Other phenotypes. Some patients with hemiplegic migraine and other forms of epilepsy have been described, but these phenotypes are rare. Epileptic encephalopathies have been reported in individual patients with biallelic PRRT2 mutations. However, these patients are too infrequent to get a full picture of this condition and to assess whether these biallelic mutations are causative.
Genotype. Mutations in PRRT2 causing BFIS, PKD, or ICCA typically result in haploinsufficiency and more than 70 different mutations have been described. By far the most common mutation in PRRT2 is the c.649dupC frameshift mutation that accounts for up to 80% of all causative PRRT2 mutations. This mutation c.649dupC; p.Arg217Profs*8 leads to a premature stop coding, disrupting the PRRT2 protein. This mutation is a mutational hotspot as it is located in a stretch of four guanines (G), which are followed by nine cytosines (C). It is assumed that the DNA polymerase “slips” during replication due to the secondary hairpin structure of this stretch, generating this insertion of a single cytosine. Historically, the cytosine stretch was also a reason why PRRT2 was discovered this late – this cytosine repeat is notoriously hard to sequence and might have been missed by many candidate sequencing studies in the 16p11.2 region. Historically, the linkage of BFIS to the chromosomal region harboring PRRT2 had been studied at least a decade prior to the discovery of the PRRT2 gene.
Mechanism. The PRRT2 protein is a presynaptic protein (proline-rich transmembrane protein 2) interacting with members of the SNARE complex, namely SNAP25. The SNARE complex is involved in synaptic vesicle fusion and forms the minimal fusion machinery that allow synaptic vesicles to fuse with the plasma membrane. What sounds like a trivial cellular task is actually a complex biological phenomenon. Both vesicles and the presynaptic membrane are lipid bilayers that repel each other. The synapse uses torsion of the proteins in the SNARE complex to overcome this hurdle – basically, the vesicle is pulled so close to the membrane that it eventually fuses.

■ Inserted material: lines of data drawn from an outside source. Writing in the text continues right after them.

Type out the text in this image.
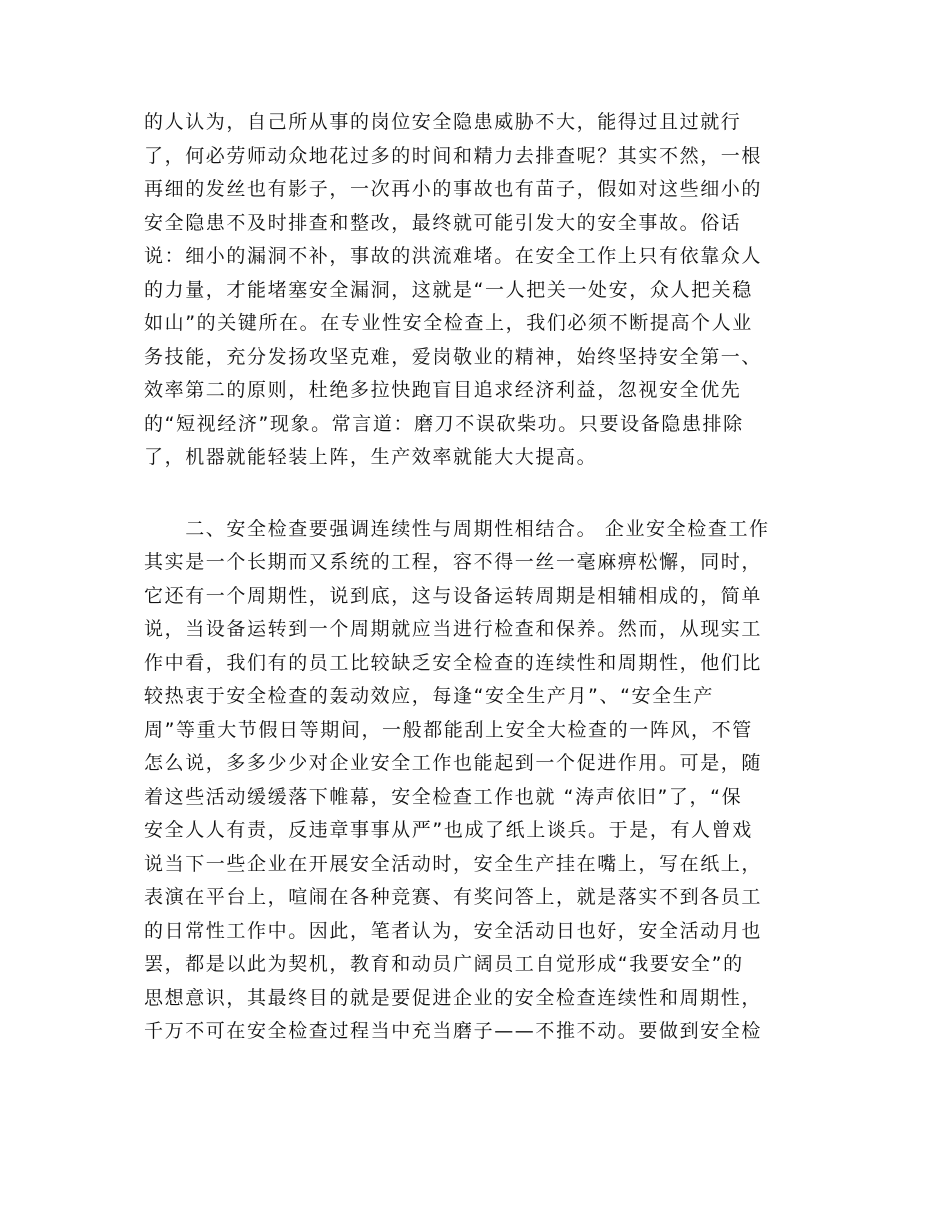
的人认为，自己所从事的岗位安全隐患威胁不大，能得过且过就行
了，何必劳师动众地花过多的时间和精力去排查呢？其实不然，一根
再细的发丝也有影子，一次再小的事故也有苗子，假如对这些细小的
安全隐患不及时排查和整改，最终就可能引发大的安全事故。俗话
说：细小的漏洞不补，事故的洪流难堵。在安全工作上只有依靠众人
的力量，才能堵塞安全漏洞，这就是“一人把关一处安，众人把关稳
如山”的关键所在。在专业性安全检查上，我们必须不断提高个人业
务技能，充分发扬攻坚克难，爱岗敬业的精神，始终坚持安全第一、
效率第二的原则，杜绝多拉快跑盲目追求经济利益，忽视安全优先
的“短视经济”现象。常言道：磨刀不误砍柴功。只要设备隐患排除
了，机器就能轻装上阵，生产效率就能大大提高。
　　二、安全检查要强调连续性与周期性相结合。 企业安全检查工作
其实是一个长期而又系统的工程，容不得一丝一毫麻痹松懈，同时，
它还有一个周期性，说到底，这与设备运转周期是相辅相成的，简单
说，当设备运转到一个周期就应当进行检查和保养。然而，从现实工
作中看，我们有的员工比较缺乏安全检查的连续性和周期性，他们比
较热衷于安全检查的轰动效应，每逢“安全生产月”、“安全生产
周”等重大节假日等期间，一般都能刮上安全大检查的一阵风，不管
怎么说，多多少少对企业安全工作也能起到一个促进作用。可是，随
着这些活动缓缓落下帷幕，安全检查工作也就 “涛声依旧”了，“保
安全人人有责，反违章事事从严”也成了纸上谈兵。于是，有人曾戏
说当下一些企业在开展安全活动时，安全生产挂在嘴上，写在纸上，
表演在平台上，喧闹在各种竞赛、有奖问答上，就是落实不到各员工
的日常性工作中。因此，笔者认为，安全活动日也好，安全活动月也
罢，都是以此为契机，教育和动员广阔员工自觉形成“我要安全”的
思想意识，其最终目的就是要促进企业的安全检查连续性和周期性，
千万不可在安全检查过程当中充当磨子——不推不动。要做到安全检
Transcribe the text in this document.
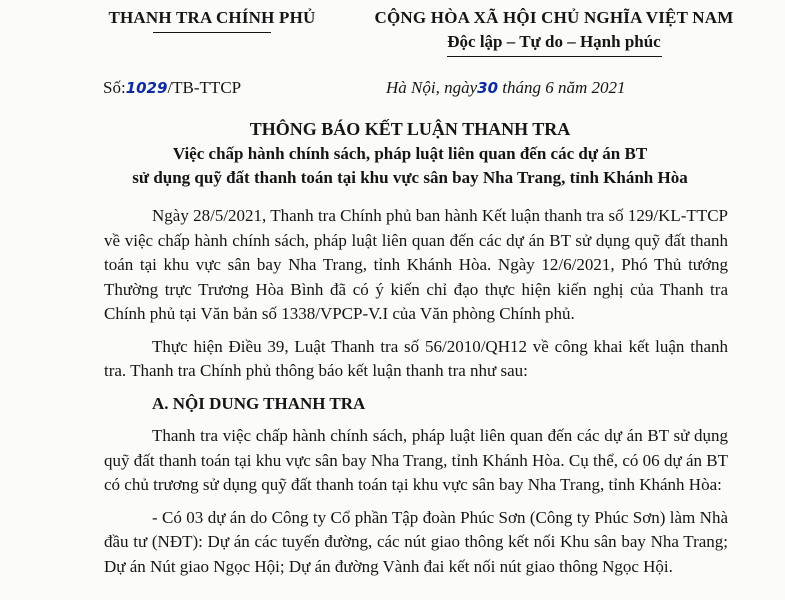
THANH TRA CHÍNH PHỦ	CỘNG HÒA XÃ HỘI CHỦ NGHĨA VIỆT NAM
Độc lập – Tự do – Hạnh phúc
Số:1029/TB-TTCP	Hà Nội, ngày30 tháng 6 năm 2021
THÔNG BÁO KẾT LUẬN THANH TRA
Việc chấp hành chính sách, pháp luật liên quan đến các dự án BT
sử dụng quỹ đất thanh toán tại khu vực sân bay Nha Trang, tỉnh Khánh Hòa

Ngày 28/5/2021, Thanh tra Chính phủ ban hành Kết luận thanh tra số 129/KL-TTCP về việc chấp hành chính sách, pháp luật liên quan đến các dự án BT sử dụng quỹ đất thanh toán tại khu vực sân bay Nha Trang, tỉnh Khánh Hòa. Ngày 12/6/2021, Phó Thủ tướng Thường trực Trương Hòa Bình đã có ý kiến chỉ đạo thực hiện kiến nghị của Thanh tra Chính phủ tại Văn bản số 1338/VPCP-V.I của Văn phòng Chính phủ.

Thực hiện Điều 39, Luật Thanh tra số 56/2010/QH12 về công khai kết luận thanh tra. Thanh tra Chính phủ thông báo kết luận thanh tra như sau:

A. NỘI DUNG THANH TRA

Thanh tra việc chấp hành chính sách, pháp luật liên quan đến các dự án BT sử dụng quỹ đất thanh toán tại khu vực sân bay Nha Trang, tỉnh Khánh Hòa. Cụ thể, có 06 dự án BT có chủ trương sử dụng quỹ đất thanh toán tại khu vực sân bay Nha Trang, tỉnh Khánh Hòa:

- Có 03 dự án do Công ty Cổ phần Tập đoàn Phúc Sơn (Công ty Phúc Sơn) làm Nhà đầu tư (NĐT): Dự án các tuyến đường, các nút giao thông kết nối Khu sân bay Nha Trang; Dự án Nút giao Ngọc Hội; Dự án đường Vành đai kết nối nút giao thông Ngọc Hội.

The role of PRRT2 in modulating this process is unknown. PRRT2 is a transmembrane protein located in the presynaptic membrane and is thought that it interacts with the vesicle cycle in several ways. First, it may act as one component of the SNARE complex itself. Secondly, it is involved in vesicle recycling. Third, it may have a role in regulating the presynaptic ion channels that trigger the vesicle release.
Precision medicine. There is some data that suggests that PKD is responsive to carbamazepine and oxcarbazepine. It is currently not known whether this favorable response is limited to the PRRT2-related movement disorders or whether it also applies to infantile seizures. In the vast majority of cases, the epilepsy in PRRT2 mutation carriers is self-limited.

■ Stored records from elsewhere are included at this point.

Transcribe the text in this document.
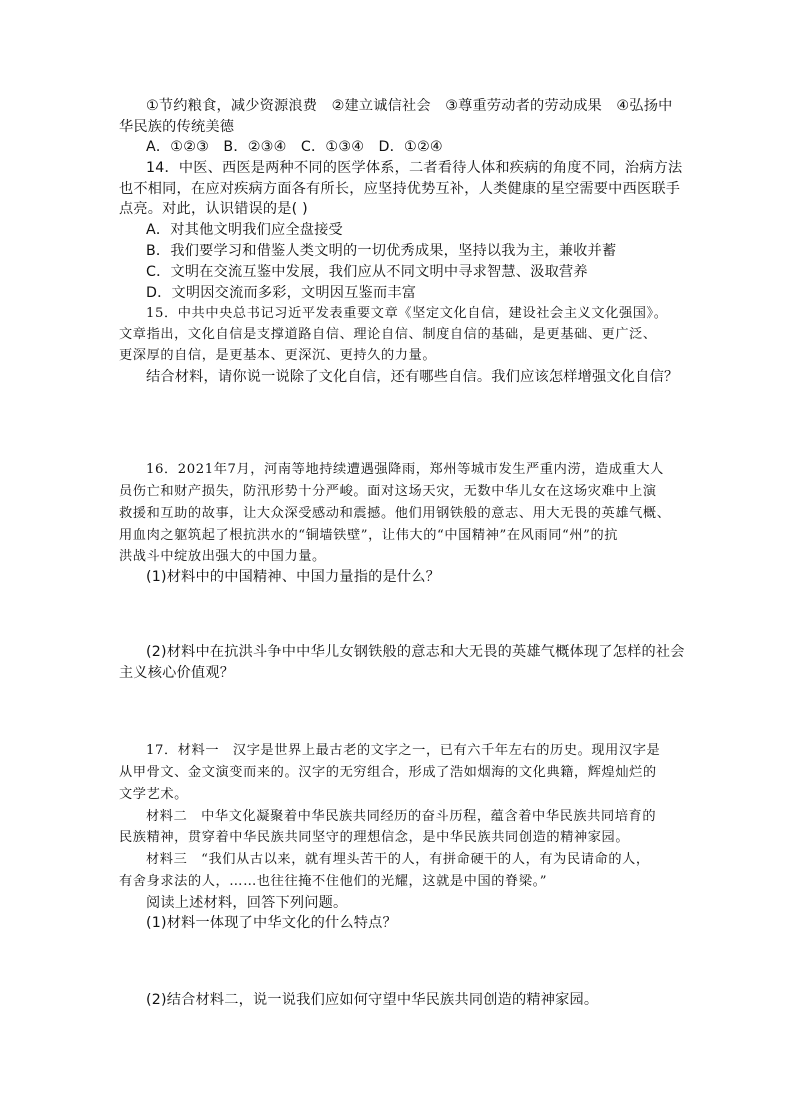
①节约粮食，减少资源浪费　②建立诚信社会　③尊重劳动者的劳动成果　④弘扬中
华民族的传统美德
A．①②③　B．②③④　C．①③④　D．①②④
14．中医、西医是两种不同的医学体系，二者看待人体和疾病的角度不同，治病方法
也不相同，在应对疾病方面各有所长，应坚持优势互补，人类健康的星空需要中西医联手
点亮。对此，认识错误的是( )
A．对其他文明我们应全盘接受
B．我们要学习和借鉴人类文明的一切优秀成果，坚持以我为主，兼收并蓄
C．文明在交流互鉴中发展，我们应从不同文明中寻求智慧、汲取营养
D．文明因交流而多彩，文明因互鉴而丰富
15．中共中央总书记习近平发表重要文章《坚定文化自信，建设社会主义文化强国》。
文章指出，文化自信是支撑道路自信、理论自信、制度自信的基础，是更基础、更广泛、
更深厚的自信，是更基本、更深沉、更持久的力量。
结合材料，请你说一说除了文化自信，还有哪些自信。我们应该怎样增强文化自信？
16．2021年7月，河南等地持续遭遇强降雨，郑州等城市发生严重内涝，造成重大人
员伤亡和财产损失，防汛形势十分严峻。面对这场天灾，无数中华儿女在这场灾难中上演
救援和互助的故事，让大众深受感动和震撼。他们用钢铁般的意志、用大无畏的英雄气概、
用血肉之躯筑起了根抗洪水的“铜墙铁壁”，让伟大的“中国精神”在风雨同“州”的抗
洪战斗中绽放出强大的中国力量。
(1)材料中的中国精神、中国力量指的是什么？
(2)材料中在抗洪斗争中中华儿女钢铁般的意志和大无畏的英雄气概体现了怎样的社会
主义核心价值观？
17．材料一　汉字是世界上最古老的文字之一，已有六千年左右的历史。现用汉字是
从甲骨文、金文演变而来的。汉字的无穷组合，形成了浩如烟海的文化典籍，辉煌灿烂的
文学艺术。
材料二　中华文化凝聚着中华民族共同经历的奋斗历程，蕴含着中华民族共同培育的
民族精神，贯穿着中华民族共同坚守的理想信念，是中华民族共同创造的精神家园。
材料三　“我们从古以来，就有埋头苦干的人，有拼命硬干的人，有为民请命的人，
有舍身求法的人，……也往往掩不住他们的光耀，这就是中国的脊梁。”
阅读上述材料，回答下列问题。
(1)材料一体现了中华文化的什么特点？
(2)结合材料二，说一说我们应如何守望中华民族共同创造的精神家园。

Areas of uncertainty. There is a lot that we don’t know about the PRRT2 protein and the phenotypes associated with mutations in this gene. First, despite some initial evidence, the role of PRRT2 in the presynapse remains largely unclear. It is not well understood how a protein involved in synaptic vesicle exocytosis with a prominent role in glutamatergic synapses leads to hyperexcitability resulting in seizures. Likewise, the age-dependent effect with self-limiting seizures in the first year of life is unexplained.
Community. There are currently no patient organizations specifically for patients with PRRT2 mutations. The dystonia page by the National Organization for Rare Diseases (NORD) lists several patient organizations for patients with movement disorders that may serve as a contact for families with PRRT2 mutations.